From black holes to their progenitors: A full population study in measuring black hole binary parameters from ringdown signals

TL;DR

This paper analyzes how various parameters affect the detection and measurement of black hole ringdown signals from binary mergers, using multiple gravitational wave observatories, with implications for understanding black hole formation and growth.

Contribution

It provides a comprehensive statistical analysis of the influence of orientation, sky position, and polarization on ringdown signal detection across different observatories.

Findings

Detection probability varies with black hole orientation and sky position.

Multimode ringdown signals can be effectively measured with advanced detectors.

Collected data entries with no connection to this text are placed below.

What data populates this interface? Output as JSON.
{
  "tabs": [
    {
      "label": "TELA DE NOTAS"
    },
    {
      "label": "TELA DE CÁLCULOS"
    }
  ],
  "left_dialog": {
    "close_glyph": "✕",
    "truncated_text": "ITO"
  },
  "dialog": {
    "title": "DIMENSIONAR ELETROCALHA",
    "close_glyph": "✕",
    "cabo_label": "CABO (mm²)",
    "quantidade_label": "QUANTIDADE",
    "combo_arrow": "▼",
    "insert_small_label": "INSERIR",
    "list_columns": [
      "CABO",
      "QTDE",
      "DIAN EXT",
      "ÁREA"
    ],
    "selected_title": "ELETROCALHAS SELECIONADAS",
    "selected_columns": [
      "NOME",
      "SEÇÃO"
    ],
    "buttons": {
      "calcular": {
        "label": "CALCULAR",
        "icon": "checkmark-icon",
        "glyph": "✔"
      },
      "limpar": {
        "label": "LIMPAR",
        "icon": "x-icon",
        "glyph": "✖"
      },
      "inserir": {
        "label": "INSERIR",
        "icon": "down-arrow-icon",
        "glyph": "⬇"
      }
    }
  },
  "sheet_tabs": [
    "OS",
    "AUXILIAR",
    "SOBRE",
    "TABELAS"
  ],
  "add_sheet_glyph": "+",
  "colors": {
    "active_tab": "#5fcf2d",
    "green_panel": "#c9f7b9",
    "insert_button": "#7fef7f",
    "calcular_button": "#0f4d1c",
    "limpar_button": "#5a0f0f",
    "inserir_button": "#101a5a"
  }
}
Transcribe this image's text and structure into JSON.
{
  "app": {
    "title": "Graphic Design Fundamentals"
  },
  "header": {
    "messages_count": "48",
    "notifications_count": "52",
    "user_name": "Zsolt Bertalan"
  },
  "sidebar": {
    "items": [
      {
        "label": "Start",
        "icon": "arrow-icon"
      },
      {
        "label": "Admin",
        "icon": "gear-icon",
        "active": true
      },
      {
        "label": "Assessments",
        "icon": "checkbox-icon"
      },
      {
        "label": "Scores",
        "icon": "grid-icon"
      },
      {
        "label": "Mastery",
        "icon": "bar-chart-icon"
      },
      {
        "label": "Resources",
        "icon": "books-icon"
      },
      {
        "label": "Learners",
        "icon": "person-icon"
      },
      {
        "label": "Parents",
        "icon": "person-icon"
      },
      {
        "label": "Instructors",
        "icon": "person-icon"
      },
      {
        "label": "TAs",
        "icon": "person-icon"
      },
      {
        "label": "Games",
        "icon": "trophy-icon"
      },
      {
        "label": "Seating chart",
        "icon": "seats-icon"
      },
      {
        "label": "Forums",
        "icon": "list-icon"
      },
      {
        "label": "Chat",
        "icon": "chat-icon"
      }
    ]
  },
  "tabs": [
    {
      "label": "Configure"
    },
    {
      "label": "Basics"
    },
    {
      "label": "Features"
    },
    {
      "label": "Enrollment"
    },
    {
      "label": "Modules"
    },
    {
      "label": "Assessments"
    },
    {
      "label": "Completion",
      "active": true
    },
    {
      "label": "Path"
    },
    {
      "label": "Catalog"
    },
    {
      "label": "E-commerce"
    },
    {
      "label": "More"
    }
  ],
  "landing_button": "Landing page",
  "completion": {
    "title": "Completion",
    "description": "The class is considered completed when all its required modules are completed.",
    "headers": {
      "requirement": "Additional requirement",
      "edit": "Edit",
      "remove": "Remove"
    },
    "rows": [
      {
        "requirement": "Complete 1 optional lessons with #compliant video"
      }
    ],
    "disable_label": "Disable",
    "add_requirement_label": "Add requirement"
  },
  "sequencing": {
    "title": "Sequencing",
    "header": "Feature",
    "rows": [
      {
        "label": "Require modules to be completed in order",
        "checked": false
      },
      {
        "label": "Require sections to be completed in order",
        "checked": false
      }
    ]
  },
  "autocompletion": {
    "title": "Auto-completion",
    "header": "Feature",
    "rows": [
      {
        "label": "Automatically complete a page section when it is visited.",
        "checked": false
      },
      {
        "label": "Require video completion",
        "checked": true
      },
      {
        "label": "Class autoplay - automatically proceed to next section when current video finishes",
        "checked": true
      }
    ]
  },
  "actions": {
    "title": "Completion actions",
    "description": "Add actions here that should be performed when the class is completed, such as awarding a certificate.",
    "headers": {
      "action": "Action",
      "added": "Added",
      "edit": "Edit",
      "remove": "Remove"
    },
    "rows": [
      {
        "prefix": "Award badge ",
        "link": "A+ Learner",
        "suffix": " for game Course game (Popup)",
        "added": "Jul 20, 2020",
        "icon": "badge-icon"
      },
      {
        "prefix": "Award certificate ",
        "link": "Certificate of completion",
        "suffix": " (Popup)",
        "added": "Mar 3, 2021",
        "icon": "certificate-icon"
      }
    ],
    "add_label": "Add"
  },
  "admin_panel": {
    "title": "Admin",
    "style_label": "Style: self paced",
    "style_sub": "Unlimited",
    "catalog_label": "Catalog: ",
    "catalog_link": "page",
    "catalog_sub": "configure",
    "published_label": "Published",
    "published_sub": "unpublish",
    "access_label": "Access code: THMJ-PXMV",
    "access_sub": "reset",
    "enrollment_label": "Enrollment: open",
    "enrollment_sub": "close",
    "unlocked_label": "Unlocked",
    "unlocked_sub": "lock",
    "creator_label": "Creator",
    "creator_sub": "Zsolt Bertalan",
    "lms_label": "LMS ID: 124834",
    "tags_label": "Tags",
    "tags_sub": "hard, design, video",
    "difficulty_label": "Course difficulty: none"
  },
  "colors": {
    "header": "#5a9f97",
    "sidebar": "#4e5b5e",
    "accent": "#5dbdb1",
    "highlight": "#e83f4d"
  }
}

Results inform event rate estimates and astrophysical models of black hole evolution.

Abstract

A perturbed black hole emits gravitational radiation, usually termed the ringdown signal, whose frequency and time-constant depends on the mass and spin of the black hole. I investigate the case of a binary black hole merger resulting from two initially non-spinning black holes of various mass ratios, in quasi-circular orbits. The observed ringdown signal will be determined, among other things, by the black hole's spin-axis orientation with respect to Earth, its sky position and polarization angle - parameters which can take any values in a particular observation. I have carried out a statistical analysis of the effect of these variables, focusing on detection and measurement of the multimode ringdown signals using the reformulated European LISA mission, Next Gravitational-Wave Observatory, NGO, the third generation ground-based observatory, Einstein Telescope and the advanced era detector, aLIGO. To the extent possible I have discussed the effect of these results on plausible event rates, as well as astrophysical implications concerning the formation and growth of supermassive and intermediate mass black holes.